Research Paper|Volume 14, Issue 23|pp 9458—9465

White matter hyperintensity load is associated with premature brain aging

Natalie Busby¹, Sarah Newman-Norlund¹, Sara Sayers¹, Roger Newman-Norlund², Sarah Wilson¹, Samaneh Nemati¹, Chris Rorden², Janina Wilmskoetter³, Nicholas Riccardi², Rebecca Roth⁴, Julius Fridriksson¹, Leonardo Bonilha⁴

¹Department of Communication Sciences and Disorders, University of South Carolina, Columbia, SC 29201, USA
²Department of Psychology, University of South Carolina, Columbia, SC 29201, USA
³Department of Health and Rehabilitation Sciences, Medical University of South Carolina, Charleston, SC 29425, USA
⁴Department of Neurology, Emory University, Atlanta, GA 30322, USA

Received: July 12, 2022Accepted: November 14, 2022Published: November 30, 2022

https://doi.org/10.18632/aging.204397

Copyright: © 2022 Busby et al. This is an open access article distributed under the terms of the Creative Commons Attribution License (CC BY 3.0), which permits unrestricted use, distribution, and reproduction in any medium, provided the original author and source are credited.

Abstract

Background: Brain age is an MRI-derived estimate of brain tissue loss that has a similar pattern to aging-related atrophy. White matter hyperintensities (WMHs) are neuroimaging markers of small vessel disease and may represent subtle signs of brain compromise. We tested the hypothesis that WMHs are independently associated with premature brain age in an original aging cohort.
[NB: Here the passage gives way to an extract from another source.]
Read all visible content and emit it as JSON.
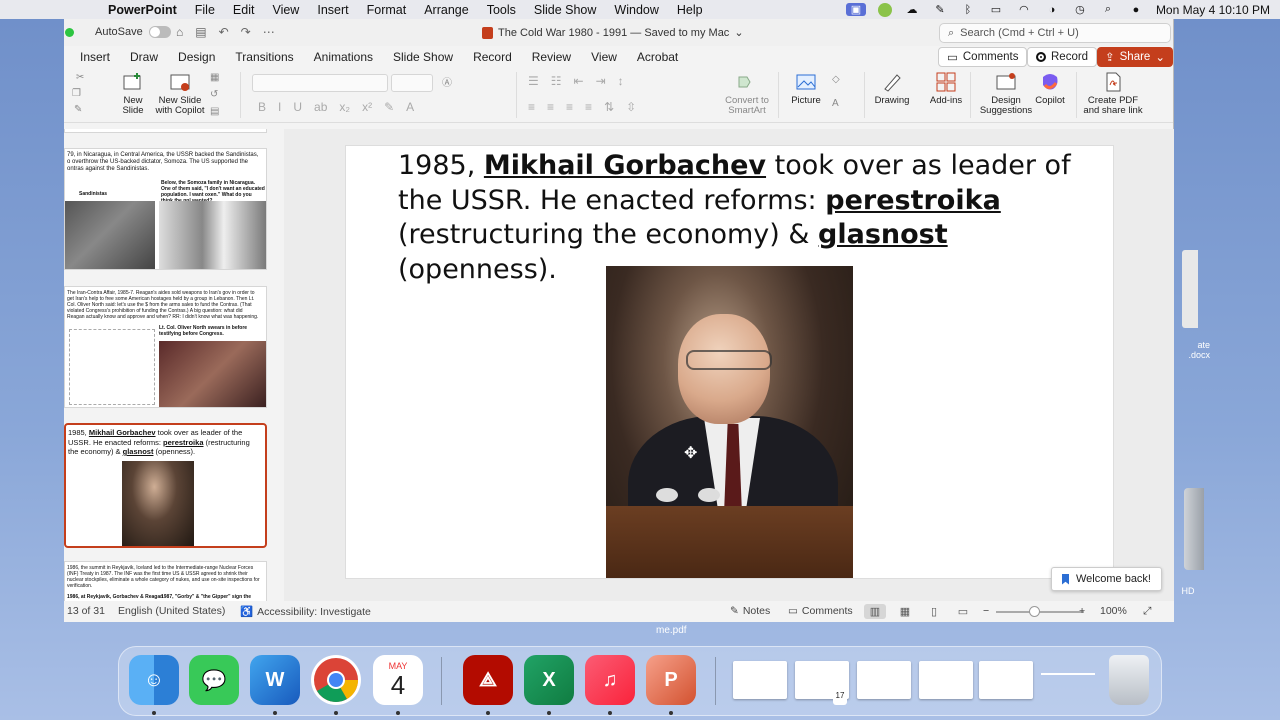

Methods: Brain age was calculated using machine-learning on whole-brain tissue estimates from T1-weighted images using the BrainAgeR analysis pipeline in 166 healthy adult participants. WMHs were manually delineated on FLAIR images. WMH load was defined as the cumulative volume of WMHs. A positive difference between estimated brain age and chronological age (BrainGAP) was used as a measure of premature brain aging. Then, partial Pearson correlations between BrainGAP and volume of WMHs were calculated (accounting for chronological age).

Results: Brain and chronological age were strongly correlated (r(163)=0.932, p<0.001). There was significant negative correlation between BrainGAP scores and chronological age (r(163)=-0.244, p<0.001) indicating that younger participants had higher BrainGAP (premature brain aging). Chronological age also showed a positive correlation with WMH load (r(163)=0.506, p<0.001) indicating older participants had increased WMH load. Controlling for chronological age, there was a statistically significant relationship between premature brain aging and WMHs load (r(163)=0.216, p=0.003). Each additional year in brain age beyond chronological age corresponded to an additional 1.1mm³ in WMH load.

Conclusions: WMHs are an independent factor associated with premature brain aging. This finding underscores the impact of white matter disease on global brain integrity and progressive age-like brain atrophy.